Bazı şarkılar vardır insanı alır da götürür. Coşku ile mutluluk ile huzur ile dopdolu kılar. Ne sözlerini anlarsınız çoğu zaman ne de ne için kim için söylendiğini bilirsiniz ama bir anda sizin şarkınız olur çıkar. Çoğu kere insanı çok eskilere, eski güzel günlere, yıllar geçse bile unutulmayacak günlere götürür. Hani içinize bir anda hoş bir ürperti, bir heyecan dolar ya sanki tekrar o günleri yaşayacağınızı sanarak ve asla o günleri tekrar yaşayamayacağınızı anlarsınız ya şarkının bitiminde. İnsan beyni işte oyun içinde oyun. Bazen kurulan bir hayali gerçekmiş gibi algılayacak bir naiflik bazen hin oğlu hin bir algılayış yeteneği. Bazen de bazı şarkılar tanımlamanın yapılamadığı bir his uyandırır içinizde. Belleğinizdeki hiçbir hatıra ve hiç bir yaşanmışlıkla ve hatta tanımla bağ kurmaz. Belki yaşamadığınız, yaşadıysanız da kesinlikle hatırlamadığınız ama bir şekilde şarkı ile içinize doğan, varlığını hissettiren bir hayatı sunar sizlere. Ön belleğe değil ama duygularınıza hitap eder. Mesaj sanki direk genetik kodlarınıza gider. Yaşamadığınız bir hayatın yaşanmış gibi tüm duygusal yükünü içinizde usulca bırakır notalar yardımıyla sonrada açıklama yapma ihtiyacı bile duymadan usulca yine çekip gider hayatınızdan.


Tekrar en başa dönecek olursak akıllara ziyan bir trafik, sürekli bir koşuşturma, bir yere yetişme çabası, yorucu ve stresli bir hayat, aynı şehirde olmanıza rağmen göremediğiniz arkadaşlar, sona eren dostluklar, bitmeye yüz tutmuş aile değerleri, pahalılık, hayat kaliteleri arasındaki uçurumlar, üzerinize üzerinize gelen boğucu kalabalıklık, cin olmadan adam çarpmaya kalkan zeka yoksunları, sonradan görme ne oldum delileri, insanların kabalıkları, estetik ve terbiye yoksunu çoğunluk halkı artık içinde barındırdığı tüm güzelliklere rağmen bu şarkıları hak etmiyor.
Şimdi iyi de kardeşim, bize ne, çek git diyenleriniz olacaktır ama çekip gitmek de o kadar da kolay olmuyor işte. Anlayacağınız ben bu konuda arafta gibiyim. Bir yanım gitmek bir yanım şans vermeye devam etmek istiyor. Bambaşka bir yanım ise İstanbul ağzından iş buldun da ben mi seni tuttum diyor badem bıyık altından gülerek. Öyle ya güzel şehrimin bıyık modelleri de değişti artık. Önceden de yazmıştım bizleri burada yaşamaya iten, zorlayan, kandıran sayısız avantajları var bu yılların şarap tadındaki şehrinin. Ama artık şarkıları hak etmiyor, yani bıçak-kemik, zurna-zırt ikililerin dile getirildiği anlardayız.

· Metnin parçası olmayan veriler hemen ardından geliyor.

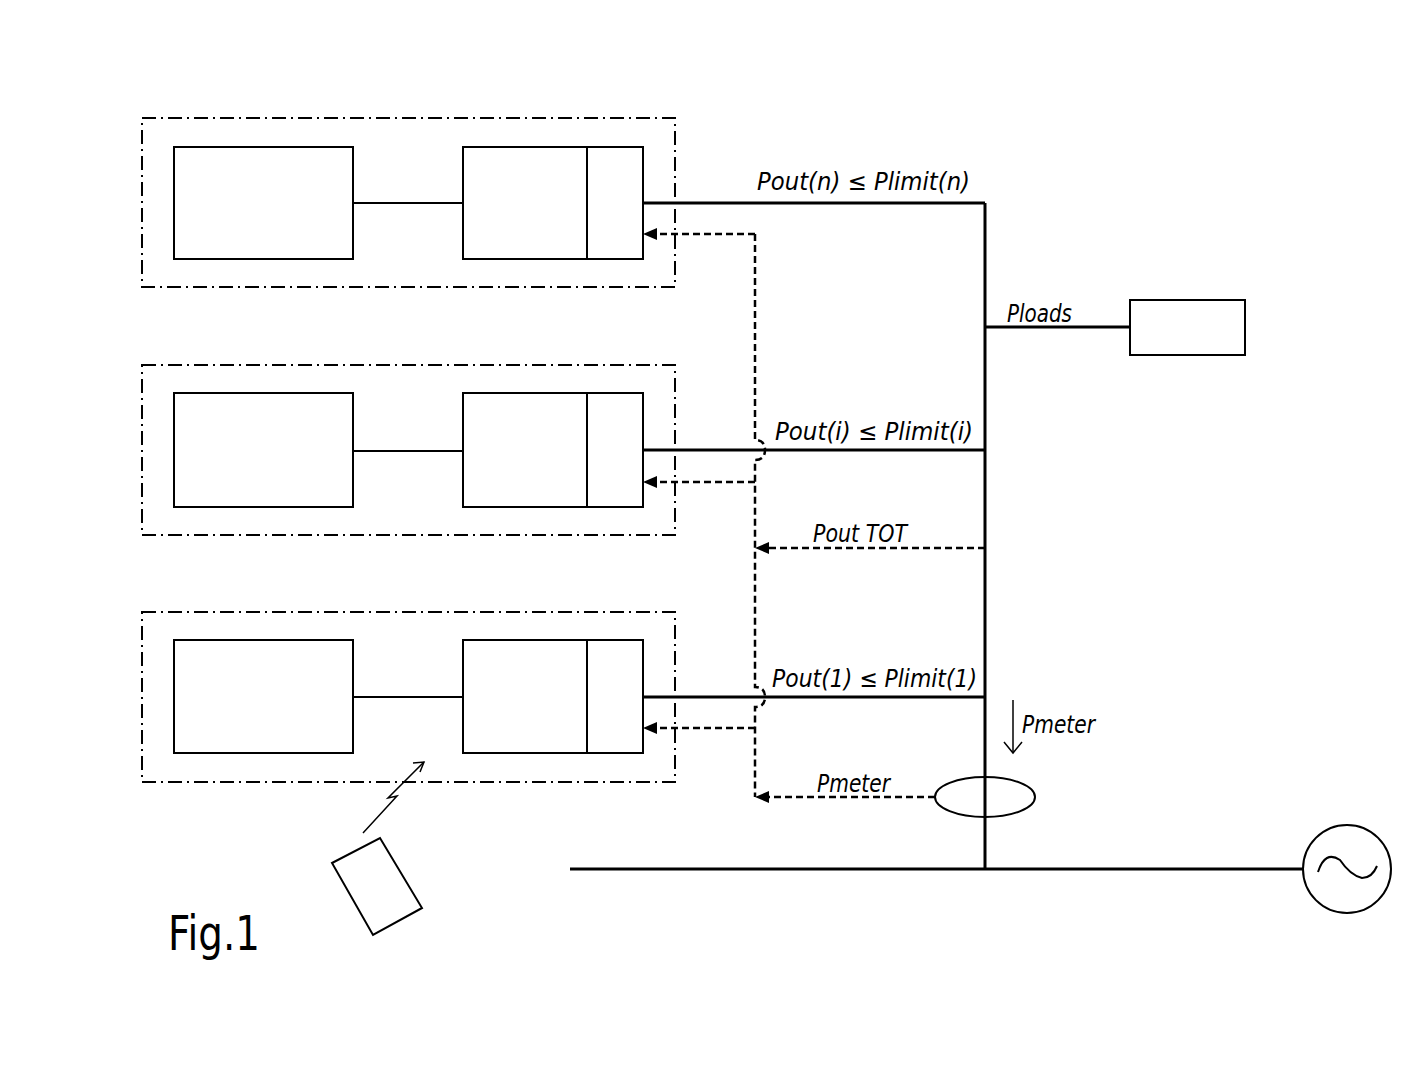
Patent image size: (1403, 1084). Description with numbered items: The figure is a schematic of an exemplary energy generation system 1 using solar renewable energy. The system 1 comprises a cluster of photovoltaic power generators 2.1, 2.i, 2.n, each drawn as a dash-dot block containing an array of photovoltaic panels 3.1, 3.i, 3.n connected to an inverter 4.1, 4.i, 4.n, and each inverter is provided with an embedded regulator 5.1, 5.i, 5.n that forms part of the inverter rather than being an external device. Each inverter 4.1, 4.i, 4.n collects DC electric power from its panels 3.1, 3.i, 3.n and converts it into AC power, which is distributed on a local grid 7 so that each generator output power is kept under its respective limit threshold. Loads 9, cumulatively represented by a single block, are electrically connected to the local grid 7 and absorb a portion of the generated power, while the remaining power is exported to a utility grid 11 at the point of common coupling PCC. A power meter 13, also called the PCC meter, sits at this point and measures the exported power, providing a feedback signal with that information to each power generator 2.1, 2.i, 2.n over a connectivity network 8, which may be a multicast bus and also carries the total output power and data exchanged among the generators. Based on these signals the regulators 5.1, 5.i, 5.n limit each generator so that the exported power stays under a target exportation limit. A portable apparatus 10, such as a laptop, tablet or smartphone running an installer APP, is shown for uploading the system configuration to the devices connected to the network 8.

The energy generation system 1 is at (1185, 178).
The photovoltaic power generator 2.n is at (138, 112).
The photovoltaic power generator 2.i is at (138, 359).
The photovoltaic power generator 2.1 is at (138, 606).
The array of photovoltaic panels 3.n is at (263, 203).
The array of photovoltaic panels 3.i is at (263, 450).
The array of photovoltaic panels 3.1 is at (263, 696).
The inverter 4.n is at (525, 203).
The inverter 4.i is at (525, 450).
The inverter 4.1 is at (525, 696).
The regulator 5.n is at (615, 203).
The regulator 5.i is at (615, 450).
The regulator 5.1 is at (615, 696).
The local grid 7 is at (985, 612).
The connectivity network 8 is at (755, 612).
The loads 9 is at (1188, 310).
The portable apparatus 10 is at (402, 910).
The utility grid 11 is at (1190, 867).
The power meter 13 is at (955, 813).
The point of common coupling PCC is at (987, 867).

Bu ikilililerin gündeme gelmesine neden olan başka bir konuda milli bayramlara verilmeyen değer ve önemdi. İstanbul, İzmir farkını 23 Nisan’da fazlasıyla ve tüm çıplaklığı ile gördüm, yaşadım. Lafla Peynir gemisi yürümüyor adlı yazımda Müjdat Gezen’in bir sözüne yer vermiştim. Üstat “Ekim ayına söyleyin bundan böyle 28 çeksin, Kasım 9 çeksin, Nisan 22, Ağustos 29 çeksin. Çünkü birileri bizi çekemiyor” diye yazmıştı. Verilmek istenen mesaj birkaç kelime bam teline dokunacak kadar etkili anlatılmıştı. Can Ataklı ise günlük köşesinde “Cumhuriyeti de iptal edin bari. Peki haftaya kurban bayramı kutlanacak mi diye?” sorarak tepkisini dile getirmişti.

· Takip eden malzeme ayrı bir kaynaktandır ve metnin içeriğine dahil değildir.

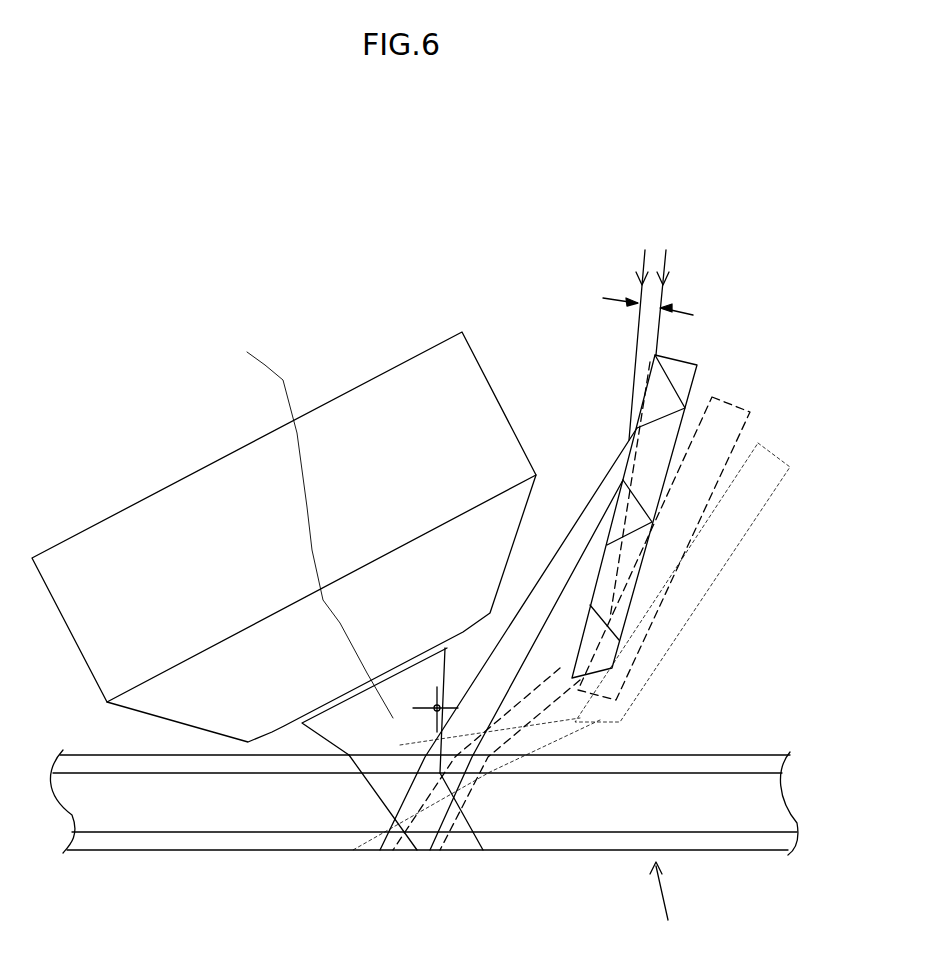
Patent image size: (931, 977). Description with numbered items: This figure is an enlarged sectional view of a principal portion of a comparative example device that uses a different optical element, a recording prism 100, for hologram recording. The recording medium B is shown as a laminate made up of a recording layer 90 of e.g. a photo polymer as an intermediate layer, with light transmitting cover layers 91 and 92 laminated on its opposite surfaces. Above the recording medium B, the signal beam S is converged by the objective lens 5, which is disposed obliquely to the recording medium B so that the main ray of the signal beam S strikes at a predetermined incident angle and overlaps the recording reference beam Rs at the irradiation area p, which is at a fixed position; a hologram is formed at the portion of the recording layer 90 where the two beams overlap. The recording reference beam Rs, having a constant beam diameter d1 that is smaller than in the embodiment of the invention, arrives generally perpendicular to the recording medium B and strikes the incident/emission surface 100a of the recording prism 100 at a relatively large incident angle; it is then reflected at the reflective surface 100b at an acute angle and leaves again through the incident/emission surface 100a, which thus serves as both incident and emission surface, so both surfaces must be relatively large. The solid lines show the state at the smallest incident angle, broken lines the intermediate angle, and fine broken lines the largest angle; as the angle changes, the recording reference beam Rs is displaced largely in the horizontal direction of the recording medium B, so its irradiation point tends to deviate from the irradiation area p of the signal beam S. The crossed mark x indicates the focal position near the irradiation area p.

The objective lens 5 is at (467, 338).
The recording layer 90 is at (445, 806).
The cover layer 91 is at (775, 770).
The cover layer 92 is at (787, 840).
The recording prism 100 is at (670, 503).
The incident/emission surface 100a is at (648, 390).
The reflective surface 100b is at (695, 386).
The signal beam S is at (310, 528).
The recording reference beam Rs is at (640, 272).
The beam diameter d1 is at (665, 313).
The focal point x is at (437, 710).
The irradiation area p is at (478, 808).
The recording medium B is at (668, 904).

Ben ise gerçekten emanete sahip çıkıp çıkmadığımızı sormuştum. Bir milli bayram sonrasında aynı tespitleri tekrarlamak isterim.CHP'nin iki kalesini gören bir noktadan Şişli ve Beşiktaş’a - ki bu mahallelerde göbeğini kaşıyanlar değil, cumhuriyetin "elitleri" oturur - baktığınızda Şişli’de ve Beşiktaş’ta bir elin parmaklarını geçmeyecek dairelerde bayrak görebilirsiniz. O zaman işte iktidara "neden yasakladın" diye sormak yerine "ben ne yaptım" diye sorarak başlamak daha yerinde olmaz mı? Ağzına kadar ziyaretçi dolduran İstanbul’un alışveriş merkezlerinin kaç dükkanında bayrak asılıydı?

İzmir benim şarkılarımı fazlasıyla hak ediyor...

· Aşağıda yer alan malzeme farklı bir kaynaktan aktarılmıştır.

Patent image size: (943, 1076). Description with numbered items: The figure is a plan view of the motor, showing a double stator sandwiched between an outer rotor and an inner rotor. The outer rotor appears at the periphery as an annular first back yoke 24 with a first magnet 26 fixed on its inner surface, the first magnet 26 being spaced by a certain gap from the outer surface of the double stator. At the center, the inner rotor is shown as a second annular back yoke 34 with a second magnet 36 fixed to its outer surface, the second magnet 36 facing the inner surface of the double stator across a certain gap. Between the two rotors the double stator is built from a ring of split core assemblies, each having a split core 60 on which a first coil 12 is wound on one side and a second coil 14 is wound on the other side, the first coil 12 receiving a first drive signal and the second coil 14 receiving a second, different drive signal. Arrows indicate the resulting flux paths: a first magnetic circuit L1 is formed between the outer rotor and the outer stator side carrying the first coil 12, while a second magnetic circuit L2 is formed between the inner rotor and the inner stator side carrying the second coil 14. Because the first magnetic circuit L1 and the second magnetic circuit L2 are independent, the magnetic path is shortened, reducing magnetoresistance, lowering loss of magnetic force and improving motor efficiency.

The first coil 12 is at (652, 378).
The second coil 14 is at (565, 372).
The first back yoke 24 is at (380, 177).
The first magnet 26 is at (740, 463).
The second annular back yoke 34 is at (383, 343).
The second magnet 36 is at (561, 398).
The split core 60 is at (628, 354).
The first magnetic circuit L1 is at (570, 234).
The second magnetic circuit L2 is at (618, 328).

Şehirden bağımsız olarak eve dönmek güzel. Oğlumun evimizi sevmesi ve döndüğü için mutlu olması ise paha biçilemez bir mutluluk. İzmir tatili bize çok iyi geldi. Dinlendik, eğlendik, bol bol yedik ve değişik duyguları yaşadık. Ne stres kaldı, ne sıkıntı ne de telaş. İhtiyacımız fazlasıyla varmış.
Oğlumun bu süre zarfında, gözlerindeki mutluluk ve ışıltı ise paha biçilmezdi. Ne diyelim, anı kesemize bir kaç gün daha atıverdik. Ne mutlu bizlere ve daha nicelerine ...
Bu yazı gerçekten nefis bir yazı olmuş. Diyebileceğim tek bir şey var; ellerine sağlık...
YanıtlaSilSenden yorum gelmeyince beğenmediğini sanmış ve üzülmüştüm. Mesajın ve yorumun bu nedenle beni çok sevindirdi. Çok teşekkürler.
YanıtlaSilAslında bu yazı ile hayalimin İstanbul'unu, sevdiğim İstanbul'u anlattım. Güzelim İstanbul artık sevdiğim İstanbul olmaktan çok uzak. Benim sevdiğim İstanbul'um artık İzmir. Aradığım, özlediğim,değer verdiğim tüm nüveler İzmir'e ait. Ne zaman bilmiyorum ama bir gün ben de İzmir'li olacağım :)
Selam ve sevgilerimle,
:)
YanıtlaSilHer yazını mutlaka okuyorum. Ama bazen ara verdiysem yazılar birikiyor. Ben de (dün yaptığım gibi) son yazıdan geriye doğru olacak şekilde toplu bir okuma yapıyorum :)
Ayrıca bu yazını sevmemem mümkün değil; içinde şarkılar, duygular, şehirler ve İzmir var ;)
Sevgilerimle...
Not: Bir şehri özlemek harika bir duygudur!
Çok sevindim ...:)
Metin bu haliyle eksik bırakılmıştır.